Playing Out Your Hand

Some great stuff on leverage here from value investor Guy Spier of Aquamarine Capital:

I was actually levered to 110% of the value of equities, so 10% levered in 1998, as I purchased more securities during the Asian crisis. I was very lucky, because everything worked out for me and I made a little bit more return as a result. Since then, the fund has never been leveraged for a very good reason. Most of the people that you and I know, the readership of your fine publication, will be in trades that will make them money provided they can play out their hands.

We know that leverage can prevent you from playing out your hand because exactly the time when markets go into crisis is when your credit gets called. I am aware of funds that had their credit lines pulled at the most inconvenient times and suffered catastrophic losses which would not have been suffered had their credit not been pulled.

It is worth saying that except in the case of a very large fund that can arrange for some kind of long-term loan from their broker, the loans tend to be overnight. You get money overnight and the trades can usually be liquidated within a very short period of time. Good investment ideas usually take months, if not years, to play out. I would argue that levering up an investment portfolio, even if it is composed of liquid securities, is a profound mismatch of assets and liabilities.
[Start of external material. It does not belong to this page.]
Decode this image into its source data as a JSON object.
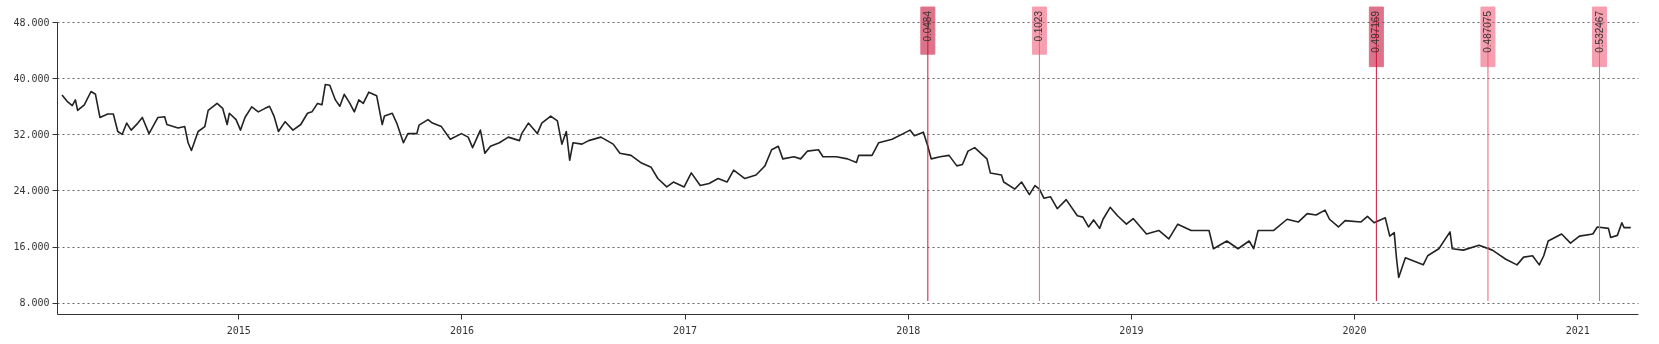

I think that the experience of Bear Stearns and Lehman Brothers exemplifies this case. They were borrowing money short-term and the investments they were making were liquid, so from the perspective of the lender they were not bothered because they knew they could force the brokerage firm to liquidate in order to pay their short-term funding. The reality was that the bets that they were making needed time to play out and to the extent that those firms didn’t have the time to let those bets play out, they suffered insolvency, and that is not something that I am about to do for my investors.